En conclusion, nous traversons une époque de nationalisme paroxysmal. Seules des solutions entières satisferont pour un temps les nations assoiffées de vivre leur vie. Libération des nations sans mutilation d'autres nations : telle est la formule génératrice d'un équilibre stable, loyalement acceptable au bout de peu d'années par vainqueurs et vaincus.
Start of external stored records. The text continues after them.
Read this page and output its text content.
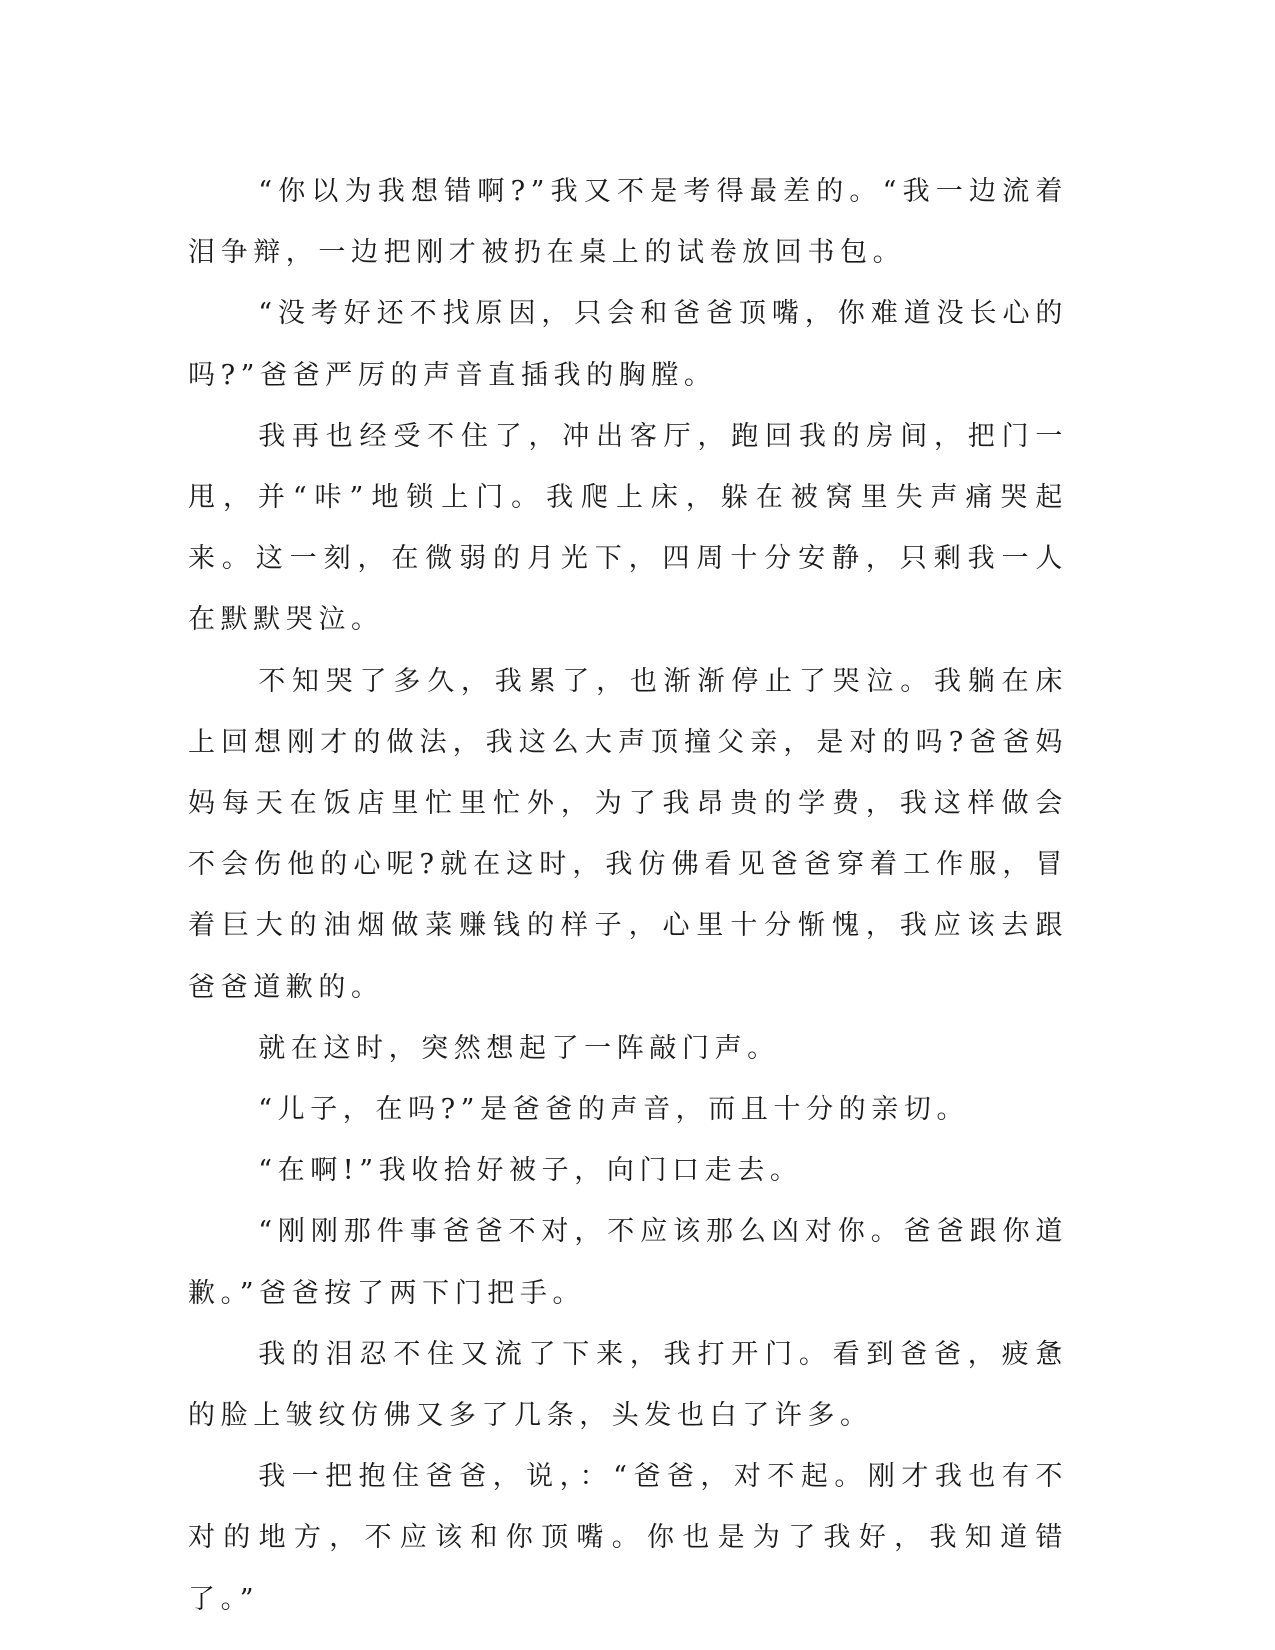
“你以为我想错啊?”我又不是考得最差的。“我一边流着泪争辩，一边把刚才被扔在桌上的试卷放回书包。

“没考好还不找原因，只会和爸爸顶嘴，你难道没长心的吗?”爸爸严厉的声音直插我的胸膛。

我再也经受不住了，冲出客厅，跑回我的房间，把门一甩，并“咔”地锁上门。我爬上床，躲在被窝里失声痛哭起来。这一刻，在微弱的月光下，四周十分安静，只剩我一人在默默哭泣。

不知哭了多久，我累了，也渐渐停止了哭泣。我躺在床上回想刚才的做法，我这么大声顶撞父亲，是对的吗?爸爸妈妈每天在饭店里忙里忙外，为了我昂贵的学费，我这样做会不会伤他的心呢?就在这时，我仿佛看见爸爸穿着工作服，冒着巨大的油烟做菜赚钱的样子，心里十分惭愧，我应该去跟爸爸道歉的。

就在这时，突然想起了一阵敲门声。

“儿子，在吗?”是爸爸的声音，而且十分的亲切。

“在啊!”我收拾好被子，向门口走去。

“刚刚那件事爸爸不对，不应该那么凶对你。爸爸跟你道歉。”爸爸按了两下门把手。

我的泪忍不住又流了下来，我打开门。看到爸爸，疲惫的脸上皱纹仿佛又多了几条，头发也白了许多。

我一把抱住爸爸，说，：“爸爸，对不起。刚才我也有不对的地方，不应该和你顶嘴。你也是为了我好，我知道错了。”
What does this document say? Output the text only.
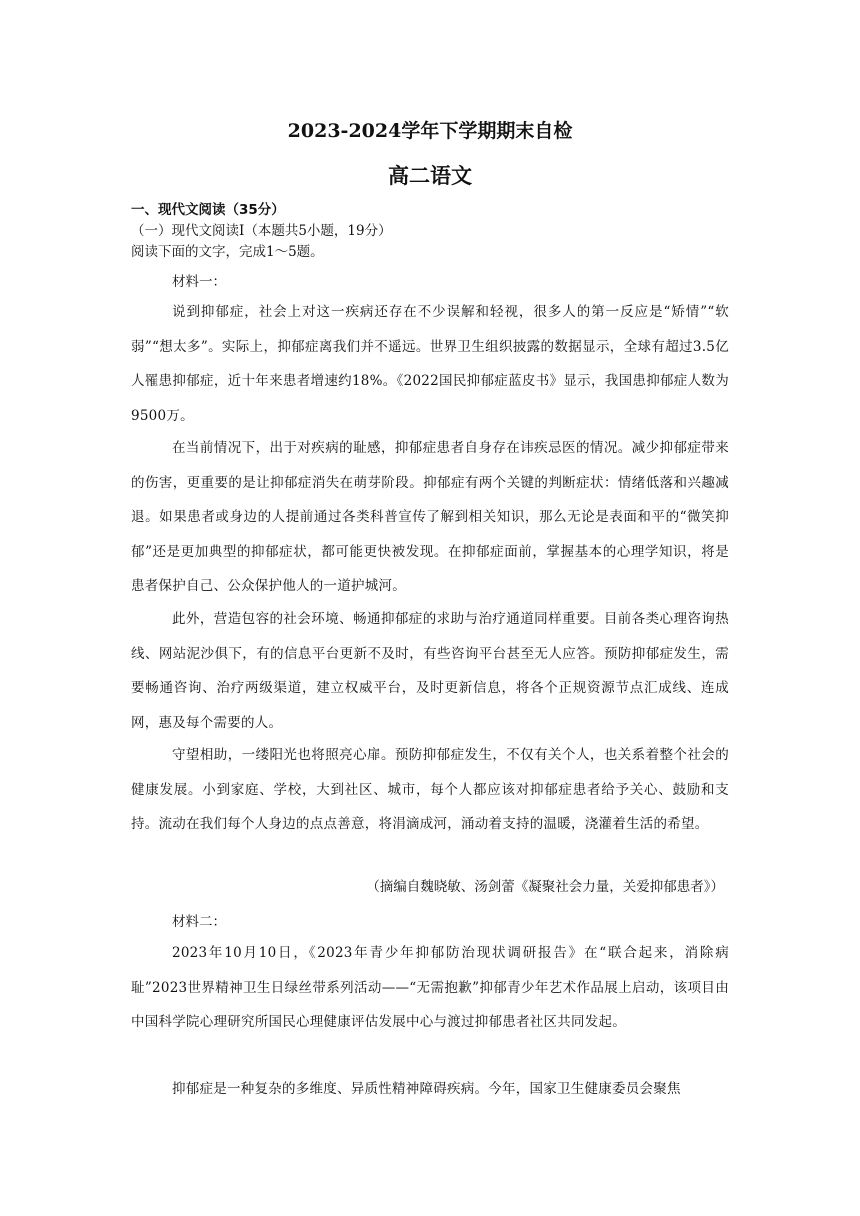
2023-2024学年下学期期末自检
高二语文
一、现代文阅读（35分）
（一）现代文阅读Ⅰ（本题共5小题，19分）
阅读下面的文字，完成1～5题。
材料一：

说到抑郁症，社会上对这一疾病还存在不少误解和轻视，很多人的第一反应是“矫情”“软弱”“想太多”。实际上，抑郁症离我们并不遥远。世界卫生组织披露的数据显示，全球有超过3.5亿人罹患抑郁症，近十年来患者增速约18%。《2022国民抑郁症蓝皮书》显示，我国患抑郁症人数为9500万。

在当前情况下，出于对疾病的耻感，抑郁症患者自身存在讳疾忌医的情况。减少抑郁症带来的伤害，更重要的是让抑郁症消失在萌芽阶段。抑郁症有两个关键的判断症状：情绪低落和兴趣减退。如果患者或身边的人提前通过各类科普宣传了解到相关知识，那么无论是表面和平的“微笑抑郁”还是更加典型的抑郁症状，都可能更快被发现。在抑郁症面前，掌握基本的心理学知识，将是患者保护自己、公众保护他人的一道护城河。

此外，营造包容的社会环境、畅通抑郁症的求助与治疗通道同样重要。目前各类心理咨询热线、网站泥沙俱下，有的信息平台更新不及时，有些咨询平台甚至无人应答。预防抑郁症发生，需要畅通咨询、治疗两级渠道，建立权威平台，及时更新信息，将各个正规资源节点汇成线、连成网，惠及每个需要的人。

守望相助，一缕阳光也将照亮心扉。预防抑郁症发生，不仅有关个人，也关系着整个社会的健康发展。小到家庭、学校，大到社区、城市，每个人都应该对抑郁症患者给予关心、鼓励和支持。流动在我们每个人身边的点点善意，将涓滴成河，涌动着支持的温暖，浇灌着生活的希望。

（摘编自魏晓敏、汤剑蕾《凝聚社会力量，关爱抑郁患者》）
材料二：

2023年10月10日，《2023年青少年抑郁防治现状调研报告》在“联合起来，消除病耻”2023世界精神卫生日绿丝带系列活动——“无需抱歉”抑郁青少年艺术作品展上启动，该项目由中国科学院心理研究所国民心理健康评估发展中心与渡过抑郁患者社区共同发起。

抑郁症是一种复杂的多维度、异质性精神障碍疾病。今年，国家卫生健康委员会聚焦
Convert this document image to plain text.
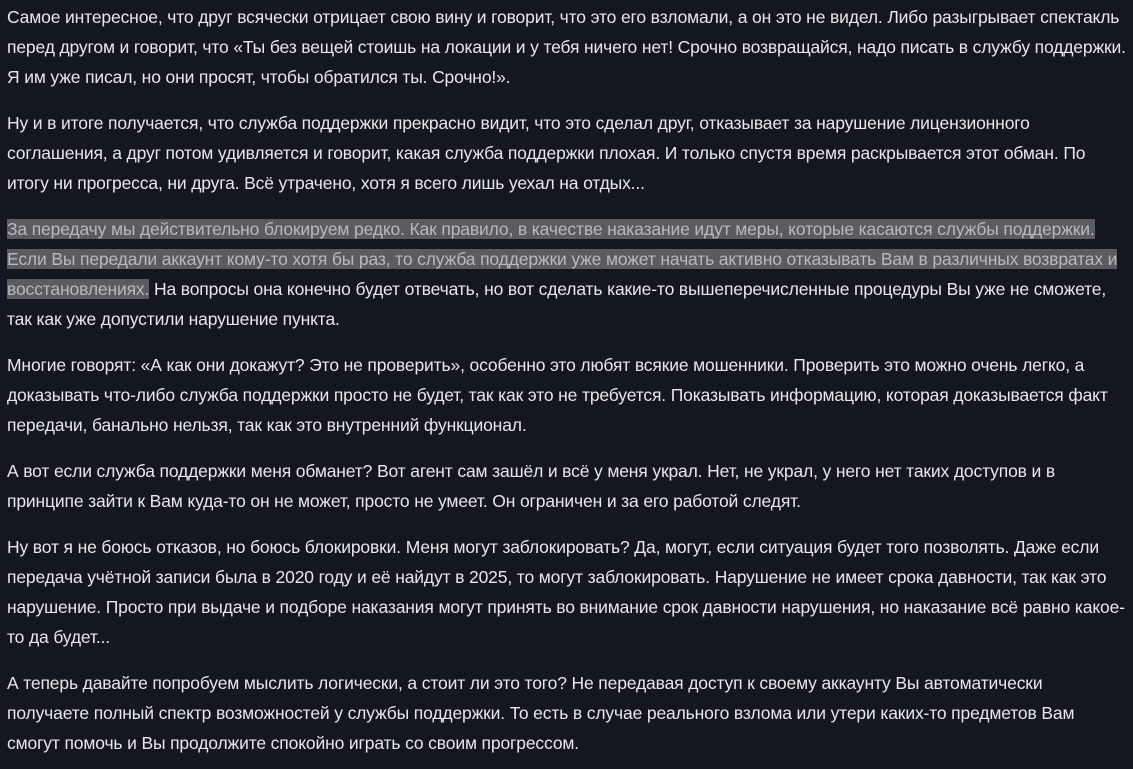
Самое интересное, что друг всячески отрицает свою вину и говорит, что это его взломали, а он это не видел. Либо разыгрывает спектакль перед другом и говорит, что «Ты без вещей стоишь на локации и у тебя ничего нет! Срочно возвращайся, надо писать в службу поддержки. Я им уже писал, но они просят, чтобы обратился ты. Срочно!».

Ну и в итоге получается, что служба поддержки прекрасно видит, что это сделал друг, отказывает за нарушение лицензионного соглашения, а друг потом удивляется и говорит, какая служба поддержки плохая. И только спустя время раскрывается этот обман. По итогу ни прогресса, ни друга. Всё утрачено, хотя я всего лишь уехал на отдых...

За передачу мы действительно блокируем редко. Как правило, в качестве наказание идут меры, которые касаются службы поддержки. Если Вы передали аккаунт кому-то хотя бы раз, то служба поддержки уже может начать активно отказывать Вам в различных возвратах и восстановлениях. На вопросы она конечно будет отвечать, но вот сделать какие-то вышеперечисленные процедуры Вы уже не сможете, так как уже допустили нарушение пункта.

Многие говорят: «А как они докажут? Это не проверить», особенно это любят всякие мошенники. Проверить это можно очень легко, а доказывать что-либо служба поддержки просто не будет, так как это не требуется. Показывать информацию, которая доказывается факт передачи, банально нельзя, так как это внутренний функционал.

А вот если служба поддержки меня обманет? Вот агент сам зашёл и всё у меня украл. Нет, не украл, у него нет таких доступов и в принципе зайти к Вам куда-то он не может, просто не умеет. Он ограничен и за его работой следят.

Ну вот я не боюсь отказов, но боюсь блокировки. Меня могут заблокировать? Да, могут, если ситуация будет того позволять. Даже если передача учётной записи была в 2020 году и её найдут в 2025, то могут заблокировать. Нарушение не имеет срока давности, так как это нарушение. Просто при выдаче и подборе наказания могут принять во внимание срок давности нарушения, но наказание всё равно какое-то да будет...

А теперь давайте попробуем мыслить логически, а стоит ли это того? Не передавая доступ к своему аккаунту Вы автоматически получаете полный спектр возможностей у службы поддержки. То есть в случае реального взлома или утери каких-то предметов Вам смогут помочь и Вы продолжите спокойно играть со своим прогрессом.
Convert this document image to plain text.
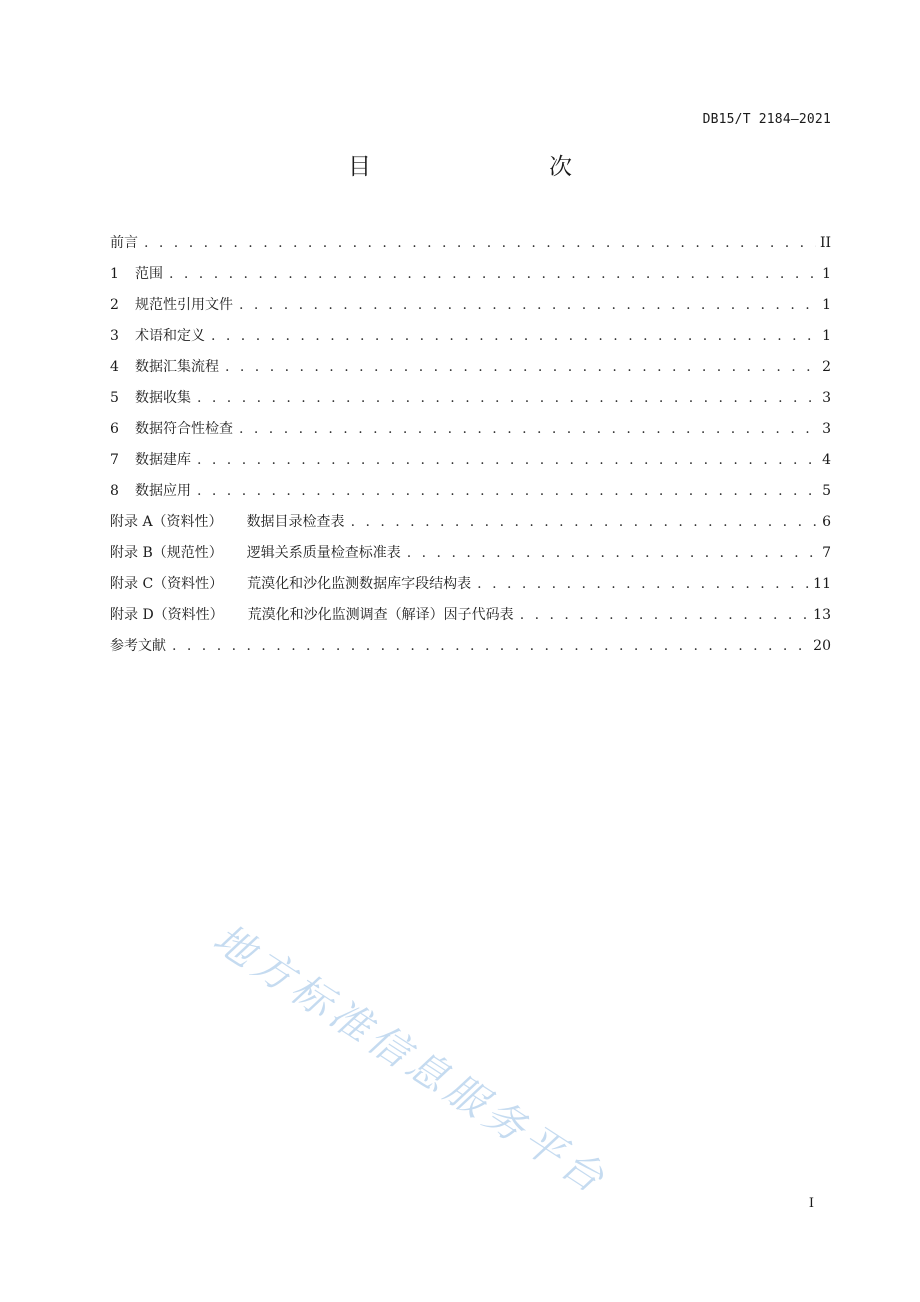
DB15/T 2184—2021
目　　次
前言 . . .	II
1	范围 . . .	1
2	规范性引用文件 . . .	1
3	术语和定义 . . .	1
4	数据汇集流程 . . .	2
5	数据收集 . . .	3
6	数据符合性检查 . . .	3
7	数据建库 . . .	4
8	数据应用 . . .	5
附录 A（资料性） 数据目录检查表 . . .	6
附录 B（规范性） 逻辑关系质量检查标准表 . . .	7
附录 C（资料性） 荒漠化和沙化监测数据库字段结构表 . . .	11
附录 D（资料性） 荒漠化和沙化监测调查（解译）因子代码表 . . .	13
参考文献 . . .	20
地方标准信息服务平台	I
Cet état de trêve loyale permet d'autres prévisions — certainement prématurées dans le feu de l'action, mais que pressent celui qui scrute l'horizon. De même que les beaux temps de l'Europe dynastique sont passés, de même l'Europe nationaliste se sentira un jour lassée. Tandis que les problèmes économiques et sociaux deviendront la préoccupation dominante, les pays sentiront le besoin d'une plus grande solidarité ; ils aspireront à niveler les frontières — économiques tout d'abord, — à former en quelque sorte une confédération dont la Suisse offre le prototype. Plus que dans le maintien d'une tradition historique, nous voyons le rôle de notre pays dans la mission qu'il remplit aujourd'hui en tendant les mains aux belligérants par-dessus la mêlée, dans l'exemple d'unité, malgré les origines diverses, qu'il donne en fait au monde pour l'avenir. Peu à peu, pas à pas, dans un avenir indéterminé mais qui paraît certain en dépit de l'heure présente, les nations se forgeront des liens qui les uniront fraternellement et se grouperont d'elles-mêmes autour de ce noyau de cristallisation.